Lenihan’s banking bill is tough but comes too late

FINANCE Minister Brian Lenihan is to take a vice-like grip on Irish banks when the Credit Institutions (Stabilisation) Bill is passed into law.

Lenihan’s banking bill is tough but comes too late

The bottom line is that the banking crisis has cost up to €50bn, of which €35bn is going to cover the massive losses built up by Anglo. The rest is tied up in AIB and the other banks.

AIB has to raise another €9.8bn over the next few months and Bank of Ireland has to raise €2.2bn to bring them into line with tougher capital guidelines.

In future, for every €100 lent, the banks will have to set aside €12 in reserves.

As a result of the tougher capital guidelines AIB will probably end up 100% in state ownership and the new bill allows for that.

Bank of Ireland is 36% owned by the state but should remain independent.

Four of the Irish banks, including Anglo and Irish Nationwide, are now effectively nationalised.

EBS may be sold over the next few months, however, with Irish Life & Permanent or Cardinal Asset Management group in the race to buy the building society.

The new bill allows the Government to wind up Anglo and Irish Nationwide. The Anglo name should be gone in the first quarter of 2011 while Irish Nationwide is also headed for oblivion.

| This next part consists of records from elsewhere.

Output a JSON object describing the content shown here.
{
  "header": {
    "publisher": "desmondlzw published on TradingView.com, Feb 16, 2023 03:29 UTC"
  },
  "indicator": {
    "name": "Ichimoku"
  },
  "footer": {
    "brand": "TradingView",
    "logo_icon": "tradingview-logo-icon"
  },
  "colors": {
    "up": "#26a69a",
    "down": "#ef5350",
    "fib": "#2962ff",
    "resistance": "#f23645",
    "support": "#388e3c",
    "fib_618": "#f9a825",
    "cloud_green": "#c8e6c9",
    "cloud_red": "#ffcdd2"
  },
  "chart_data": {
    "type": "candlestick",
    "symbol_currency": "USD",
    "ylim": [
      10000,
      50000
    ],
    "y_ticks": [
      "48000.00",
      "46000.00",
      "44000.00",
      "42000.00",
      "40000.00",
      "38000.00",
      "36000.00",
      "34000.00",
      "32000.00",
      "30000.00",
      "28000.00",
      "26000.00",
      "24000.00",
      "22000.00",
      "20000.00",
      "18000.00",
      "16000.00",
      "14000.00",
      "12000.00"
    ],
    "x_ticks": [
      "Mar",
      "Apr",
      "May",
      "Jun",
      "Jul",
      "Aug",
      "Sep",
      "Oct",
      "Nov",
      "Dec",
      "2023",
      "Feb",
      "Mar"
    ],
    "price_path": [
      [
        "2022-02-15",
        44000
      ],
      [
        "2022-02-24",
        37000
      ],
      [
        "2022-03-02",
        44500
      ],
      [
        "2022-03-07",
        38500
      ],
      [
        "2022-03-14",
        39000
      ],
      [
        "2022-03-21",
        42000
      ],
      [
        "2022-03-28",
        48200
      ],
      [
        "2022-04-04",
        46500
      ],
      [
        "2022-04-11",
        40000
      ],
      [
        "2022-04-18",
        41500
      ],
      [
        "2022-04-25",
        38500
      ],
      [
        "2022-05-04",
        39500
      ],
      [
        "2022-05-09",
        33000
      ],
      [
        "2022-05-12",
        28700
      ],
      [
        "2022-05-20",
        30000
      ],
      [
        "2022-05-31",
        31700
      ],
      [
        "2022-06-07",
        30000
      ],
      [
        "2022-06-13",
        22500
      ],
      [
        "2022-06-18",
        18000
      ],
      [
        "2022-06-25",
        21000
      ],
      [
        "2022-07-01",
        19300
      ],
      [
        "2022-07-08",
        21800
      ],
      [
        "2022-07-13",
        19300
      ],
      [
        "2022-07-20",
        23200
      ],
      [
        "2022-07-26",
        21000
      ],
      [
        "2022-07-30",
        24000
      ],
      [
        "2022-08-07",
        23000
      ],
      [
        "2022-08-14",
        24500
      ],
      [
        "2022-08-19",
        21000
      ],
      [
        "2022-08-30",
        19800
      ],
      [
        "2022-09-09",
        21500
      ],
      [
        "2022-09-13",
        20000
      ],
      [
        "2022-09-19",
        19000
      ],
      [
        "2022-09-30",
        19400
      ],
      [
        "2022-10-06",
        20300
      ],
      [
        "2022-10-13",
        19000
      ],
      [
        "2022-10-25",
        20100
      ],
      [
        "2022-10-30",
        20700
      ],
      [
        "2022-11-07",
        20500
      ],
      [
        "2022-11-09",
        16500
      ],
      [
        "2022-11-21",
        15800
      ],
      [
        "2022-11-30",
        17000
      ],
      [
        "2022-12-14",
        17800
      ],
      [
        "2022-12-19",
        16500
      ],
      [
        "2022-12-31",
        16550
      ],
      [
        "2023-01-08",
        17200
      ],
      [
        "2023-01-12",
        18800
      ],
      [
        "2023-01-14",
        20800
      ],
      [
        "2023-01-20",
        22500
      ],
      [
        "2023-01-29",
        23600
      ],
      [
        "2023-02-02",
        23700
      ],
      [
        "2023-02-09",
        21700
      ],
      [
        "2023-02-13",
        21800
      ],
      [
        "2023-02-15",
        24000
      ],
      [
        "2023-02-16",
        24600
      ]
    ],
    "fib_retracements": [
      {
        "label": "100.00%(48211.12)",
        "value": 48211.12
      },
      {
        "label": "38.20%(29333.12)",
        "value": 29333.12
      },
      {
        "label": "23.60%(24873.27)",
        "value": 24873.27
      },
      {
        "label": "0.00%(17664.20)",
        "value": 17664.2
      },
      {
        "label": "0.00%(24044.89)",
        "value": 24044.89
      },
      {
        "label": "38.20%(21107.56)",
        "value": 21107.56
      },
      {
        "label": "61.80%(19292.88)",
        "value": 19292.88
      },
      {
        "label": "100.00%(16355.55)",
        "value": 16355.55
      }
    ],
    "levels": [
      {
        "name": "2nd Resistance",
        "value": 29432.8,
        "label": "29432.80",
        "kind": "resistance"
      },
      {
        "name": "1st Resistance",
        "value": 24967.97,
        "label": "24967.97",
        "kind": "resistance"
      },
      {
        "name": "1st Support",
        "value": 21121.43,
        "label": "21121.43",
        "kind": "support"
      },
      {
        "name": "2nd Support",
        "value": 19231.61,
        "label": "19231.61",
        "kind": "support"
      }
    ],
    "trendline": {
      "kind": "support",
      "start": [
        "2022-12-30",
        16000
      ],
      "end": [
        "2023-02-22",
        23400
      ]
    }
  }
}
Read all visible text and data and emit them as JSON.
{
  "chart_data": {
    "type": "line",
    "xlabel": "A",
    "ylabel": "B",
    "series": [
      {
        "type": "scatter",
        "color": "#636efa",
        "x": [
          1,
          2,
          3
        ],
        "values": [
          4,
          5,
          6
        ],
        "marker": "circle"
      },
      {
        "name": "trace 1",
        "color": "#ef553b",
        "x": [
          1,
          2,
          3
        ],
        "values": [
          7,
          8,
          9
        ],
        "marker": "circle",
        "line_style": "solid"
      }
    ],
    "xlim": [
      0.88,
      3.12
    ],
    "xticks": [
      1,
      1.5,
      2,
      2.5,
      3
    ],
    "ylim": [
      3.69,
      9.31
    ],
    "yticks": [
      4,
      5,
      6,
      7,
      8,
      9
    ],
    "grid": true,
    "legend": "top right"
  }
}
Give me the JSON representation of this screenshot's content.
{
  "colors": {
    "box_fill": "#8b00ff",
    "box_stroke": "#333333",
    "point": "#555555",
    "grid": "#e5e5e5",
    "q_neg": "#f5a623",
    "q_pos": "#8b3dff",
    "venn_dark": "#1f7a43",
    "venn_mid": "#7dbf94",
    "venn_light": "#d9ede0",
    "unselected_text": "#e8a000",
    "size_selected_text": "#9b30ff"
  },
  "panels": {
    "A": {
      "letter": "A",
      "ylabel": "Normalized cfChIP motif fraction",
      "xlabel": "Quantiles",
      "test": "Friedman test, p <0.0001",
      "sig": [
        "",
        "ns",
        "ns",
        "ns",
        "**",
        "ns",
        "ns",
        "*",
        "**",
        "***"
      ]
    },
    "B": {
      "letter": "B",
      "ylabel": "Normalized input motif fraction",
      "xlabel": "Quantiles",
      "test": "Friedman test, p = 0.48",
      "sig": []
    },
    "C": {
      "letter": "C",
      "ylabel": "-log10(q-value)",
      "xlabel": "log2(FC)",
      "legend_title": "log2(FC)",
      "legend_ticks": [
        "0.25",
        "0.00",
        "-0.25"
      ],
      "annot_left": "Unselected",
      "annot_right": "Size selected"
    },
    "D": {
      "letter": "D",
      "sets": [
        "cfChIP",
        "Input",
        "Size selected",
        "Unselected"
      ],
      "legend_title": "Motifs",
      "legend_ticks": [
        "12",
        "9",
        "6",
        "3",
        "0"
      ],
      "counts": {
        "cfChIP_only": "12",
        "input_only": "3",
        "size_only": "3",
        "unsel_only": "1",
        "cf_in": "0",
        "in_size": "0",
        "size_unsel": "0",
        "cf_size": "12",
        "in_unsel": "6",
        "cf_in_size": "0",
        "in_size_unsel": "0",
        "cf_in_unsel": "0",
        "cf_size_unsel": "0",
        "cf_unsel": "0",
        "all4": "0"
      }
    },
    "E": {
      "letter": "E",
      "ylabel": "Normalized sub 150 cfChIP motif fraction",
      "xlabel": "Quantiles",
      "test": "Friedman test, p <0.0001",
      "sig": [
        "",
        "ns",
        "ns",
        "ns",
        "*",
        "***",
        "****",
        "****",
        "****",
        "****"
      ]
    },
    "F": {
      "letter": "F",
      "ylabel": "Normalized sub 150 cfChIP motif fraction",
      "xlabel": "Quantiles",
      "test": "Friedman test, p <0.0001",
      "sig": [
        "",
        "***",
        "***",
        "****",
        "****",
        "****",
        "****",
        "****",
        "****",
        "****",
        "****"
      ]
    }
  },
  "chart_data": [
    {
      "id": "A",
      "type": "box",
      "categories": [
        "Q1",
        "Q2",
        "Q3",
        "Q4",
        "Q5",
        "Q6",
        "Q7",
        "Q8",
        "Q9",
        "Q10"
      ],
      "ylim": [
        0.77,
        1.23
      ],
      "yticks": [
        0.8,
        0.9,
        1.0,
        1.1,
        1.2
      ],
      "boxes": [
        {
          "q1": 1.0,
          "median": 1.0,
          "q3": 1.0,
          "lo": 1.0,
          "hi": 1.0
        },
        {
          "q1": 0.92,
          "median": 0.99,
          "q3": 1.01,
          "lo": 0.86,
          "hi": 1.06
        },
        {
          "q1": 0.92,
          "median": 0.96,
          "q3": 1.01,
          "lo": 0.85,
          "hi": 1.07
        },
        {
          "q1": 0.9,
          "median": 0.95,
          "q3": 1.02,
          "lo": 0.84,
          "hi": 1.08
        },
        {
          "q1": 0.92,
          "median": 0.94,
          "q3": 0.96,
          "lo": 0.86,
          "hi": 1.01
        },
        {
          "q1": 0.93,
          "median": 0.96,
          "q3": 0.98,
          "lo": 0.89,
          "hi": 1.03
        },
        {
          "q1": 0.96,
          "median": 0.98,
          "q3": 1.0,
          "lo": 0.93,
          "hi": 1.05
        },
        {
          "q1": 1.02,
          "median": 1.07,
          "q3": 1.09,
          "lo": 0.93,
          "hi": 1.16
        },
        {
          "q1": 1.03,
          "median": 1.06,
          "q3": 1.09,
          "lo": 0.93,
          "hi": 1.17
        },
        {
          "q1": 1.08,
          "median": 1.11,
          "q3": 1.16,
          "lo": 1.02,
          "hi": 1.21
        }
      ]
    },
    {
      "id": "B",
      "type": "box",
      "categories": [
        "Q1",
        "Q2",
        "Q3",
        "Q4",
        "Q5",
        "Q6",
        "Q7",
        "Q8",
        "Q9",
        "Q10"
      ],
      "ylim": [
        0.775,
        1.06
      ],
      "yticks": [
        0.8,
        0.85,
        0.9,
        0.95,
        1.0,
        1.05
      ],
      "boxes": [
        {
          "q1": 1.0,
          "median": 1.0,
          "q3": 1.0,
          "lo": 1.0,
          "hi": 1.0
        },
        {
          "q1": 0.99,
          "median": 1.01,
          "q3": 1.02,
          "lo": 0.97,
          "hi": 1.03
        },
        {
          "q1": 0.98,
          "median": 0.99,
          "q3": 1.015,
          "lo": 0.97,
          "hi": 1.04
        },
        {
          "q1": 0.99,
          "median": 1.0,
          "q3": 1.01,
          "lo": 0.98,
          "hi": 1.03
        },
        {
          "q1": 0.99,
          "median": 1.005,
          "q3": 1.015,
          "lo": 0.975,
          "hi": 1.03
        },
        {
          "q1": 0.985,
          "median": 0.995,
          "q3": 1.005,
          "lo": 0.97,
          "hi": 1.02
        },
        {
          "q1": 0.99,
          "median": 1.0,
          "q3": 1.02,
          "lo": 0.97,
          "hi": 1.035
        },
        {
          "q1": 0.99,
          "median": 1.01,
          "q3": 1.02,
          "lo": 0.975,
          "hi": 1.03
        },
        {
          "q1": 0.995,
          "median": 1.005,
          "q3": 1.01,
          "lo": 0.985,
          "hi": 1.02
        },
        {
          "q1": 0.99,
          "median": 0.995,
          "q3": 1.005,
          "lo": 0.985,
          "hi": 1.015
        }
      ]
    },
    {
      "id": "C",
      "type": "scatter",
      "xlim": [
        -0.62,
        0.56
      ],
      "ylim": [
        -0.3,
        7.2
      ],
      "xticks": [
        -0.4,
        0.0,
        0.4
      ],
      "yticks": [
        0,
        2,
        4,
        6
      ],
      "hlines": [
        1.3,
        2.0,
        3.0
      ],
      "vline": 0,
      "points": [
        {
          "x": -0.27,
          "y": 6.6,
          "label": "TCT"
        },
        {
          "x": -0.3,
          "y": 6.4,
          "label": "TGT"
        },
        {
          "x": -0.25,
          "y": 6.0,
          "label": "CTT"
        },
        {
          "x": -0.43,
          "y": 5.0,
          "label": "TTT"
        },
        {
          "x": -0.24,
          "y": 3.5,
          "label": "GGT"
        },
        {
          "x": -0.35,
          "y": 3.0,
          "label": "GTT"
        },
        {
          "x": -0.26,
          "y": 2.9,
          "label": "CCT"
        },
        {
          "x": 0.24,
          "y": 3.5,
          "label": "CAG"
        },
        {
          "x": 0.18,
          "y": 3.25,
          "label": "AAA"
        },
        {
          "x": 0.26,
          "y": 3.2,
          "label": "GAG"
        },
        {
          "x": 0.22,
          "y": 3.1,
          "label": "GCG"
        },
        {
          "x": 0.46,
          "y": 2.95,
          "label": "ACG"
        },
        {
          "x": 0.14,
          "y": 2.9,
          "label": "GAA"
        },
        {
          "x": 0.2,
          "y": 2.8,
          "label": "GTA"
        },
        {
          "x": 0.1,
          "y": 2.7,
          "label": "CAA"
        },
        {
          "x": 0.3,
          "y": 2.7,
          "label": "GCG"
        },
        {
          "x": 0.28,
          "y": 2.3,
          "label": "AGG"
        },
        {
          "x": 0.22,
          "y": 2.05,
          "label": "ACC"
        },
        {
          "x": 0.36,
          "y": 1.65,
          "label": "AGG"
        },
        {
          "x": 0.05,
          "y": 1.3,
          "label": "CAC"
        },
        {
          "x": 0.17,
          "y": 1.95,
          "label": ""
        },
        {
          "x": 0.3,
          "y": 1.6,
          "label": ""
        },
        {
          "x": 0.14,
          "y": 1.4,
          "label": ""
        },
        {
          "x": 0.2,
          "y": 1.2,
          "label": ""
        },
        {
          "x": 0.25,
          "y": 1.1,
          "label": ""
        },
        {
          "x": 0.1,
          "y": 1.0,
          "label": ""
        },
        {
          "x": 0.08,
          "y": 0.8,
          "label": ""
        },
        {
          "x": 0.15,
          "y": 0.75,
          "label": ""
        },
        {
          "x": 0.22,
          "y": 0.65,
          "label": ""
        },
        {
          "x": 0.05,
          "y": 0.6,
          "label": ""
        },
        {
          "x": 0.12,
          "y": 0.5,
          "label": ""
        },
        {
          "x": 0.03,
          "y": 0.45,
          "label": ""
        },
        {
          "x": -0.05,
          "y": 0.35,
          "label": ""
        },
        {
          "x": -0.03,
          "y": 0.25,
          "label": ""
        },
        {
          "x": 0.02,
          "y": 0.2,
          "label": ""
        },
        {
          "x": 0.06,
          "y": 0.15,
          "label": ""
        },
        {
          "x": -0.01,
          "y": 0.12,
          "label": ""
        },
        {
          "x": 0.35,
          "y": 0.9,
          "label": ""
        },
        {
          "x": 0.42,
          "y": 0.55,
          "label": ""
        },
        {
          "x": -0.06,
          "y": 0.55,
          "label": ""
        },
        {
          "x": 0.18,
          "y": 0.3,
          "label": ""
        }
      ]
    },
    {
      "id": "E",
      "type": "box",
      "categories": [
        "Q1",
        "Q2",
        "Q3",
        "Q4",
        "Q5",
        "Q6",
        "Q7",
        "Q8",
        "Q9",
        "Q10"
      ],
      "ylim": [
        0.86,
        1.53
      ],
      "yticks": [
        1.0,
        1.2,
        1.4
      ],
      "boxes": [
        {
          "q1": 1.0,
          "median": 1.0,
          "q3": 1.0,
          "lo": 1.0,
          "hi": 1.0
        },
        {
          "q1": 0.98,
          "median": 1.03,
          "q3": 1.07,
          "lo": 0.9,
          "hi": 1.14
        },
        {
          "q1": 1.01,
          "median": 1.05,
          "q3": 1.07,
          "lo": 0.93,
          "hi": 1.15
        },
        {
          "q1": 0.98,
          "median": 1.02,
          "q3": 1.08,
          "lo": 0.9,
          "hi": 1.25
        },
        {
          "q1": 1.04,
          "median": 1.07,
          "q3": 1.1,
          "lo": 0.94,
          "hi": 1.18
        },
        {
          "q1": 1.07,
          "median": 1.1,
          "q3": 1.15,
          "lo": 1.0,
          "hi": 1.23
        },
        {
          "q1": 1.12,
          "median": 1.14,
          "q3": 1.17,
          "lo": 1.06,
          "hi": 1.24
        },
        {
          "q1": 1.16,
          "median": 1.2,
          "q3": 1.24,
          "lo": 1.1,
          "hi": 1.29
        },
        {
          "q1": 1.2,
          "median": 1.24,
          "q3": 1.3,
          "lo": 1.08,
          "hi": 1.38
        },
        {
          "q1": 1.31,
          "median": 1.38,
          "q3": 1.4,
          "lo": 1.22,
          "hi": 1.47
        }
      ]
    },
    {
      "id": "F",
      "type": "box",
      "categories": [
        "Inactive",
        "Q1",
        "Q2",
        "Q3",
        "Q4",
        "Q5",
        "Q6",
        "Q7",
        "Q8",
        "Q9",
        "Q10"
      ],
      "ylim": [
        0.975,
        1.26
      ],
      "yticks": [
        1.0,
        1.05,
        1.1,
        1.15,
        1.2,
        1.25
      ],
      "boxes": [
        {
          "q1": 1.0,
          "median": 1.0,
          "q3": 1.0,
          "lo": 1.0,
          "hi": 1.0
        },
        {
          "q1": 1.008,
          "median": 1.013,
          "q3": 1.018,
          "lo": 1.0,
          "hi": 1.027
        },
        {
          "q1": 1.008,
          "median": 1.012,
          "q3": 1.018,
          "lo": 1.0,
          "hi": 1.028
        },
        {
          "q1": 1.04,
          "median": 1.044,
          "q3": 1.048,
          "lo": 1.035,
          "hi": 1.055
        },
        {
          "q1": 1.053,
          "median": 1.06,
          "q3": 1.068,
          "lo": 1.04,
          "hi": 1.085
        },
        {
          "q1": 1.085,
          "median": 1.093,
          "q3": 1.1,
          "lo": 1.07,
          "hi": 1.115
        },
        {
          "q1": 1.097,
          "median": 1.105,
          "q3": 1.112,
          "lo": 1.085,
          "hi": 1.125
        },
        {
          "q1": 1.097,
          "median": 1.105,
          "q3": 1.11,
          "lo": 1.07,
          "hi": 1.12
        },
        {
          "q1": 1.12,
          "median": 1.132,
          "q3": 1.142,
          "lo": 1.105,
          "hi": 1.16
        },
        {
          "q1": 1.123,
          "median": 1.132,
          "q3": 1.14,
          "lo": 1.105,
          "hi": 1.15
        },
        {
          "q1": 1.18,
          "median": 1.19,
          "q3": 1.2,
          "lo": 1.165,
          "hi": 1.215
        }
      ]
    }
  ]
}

This bill reflects a very significant change in approach to the banking crisis.

It followed a visit by Brian Lenihan to Brussels, in mid September, to discuss the twin strategy of a good bank and a bad bank for Anglo.

It was made clear at that meeting that neither the EU nor the ECB wanted any further messing around with Anglo.

The ECB was perturbed that the banks were still dictating the pace and that the lunatics were in effect still running the asylum.

In response, the minister has taken serious power into his own hands — too much according to the opposition parties — through the bill which has the imprint of the IMF/EU bailout on it.

Under the terms of the bill, the minister can force the banks to sell assets in order to shrink them to manageable size.

It’s a move to ensure they can never again trade themselves into a position that undermines the solvency of the state.

Even as the state bailed out the banks, it failed to impose some of the key changes it had sought.

It failed to have an outside chief executive appointed and had to accept Colm Doherty taking charge of AIB.

He had been boss of the group’s capital markets operations. Doherty has since gone and has yet to be replaced.

Meanwhile, the €40m bonuses to Doherty’s former colleagues in the capital markets division was mooted and the new outside executive chairman David Hodgkinson, was powerless to halt that move.

In a key move the bill addresses that issue and the minister has power to appoint outside executives off his own bat to any of the banks if he dislikes how they are being run.

Overall, the bill reflects badly on the Government’s previous handling of this crisis and the bill was too late.

Tougher moves against the banks were needed sooner.

The catalogue of events and the way the banks drip- fed the minister the bad news, shows this Government wasn’t up to the task.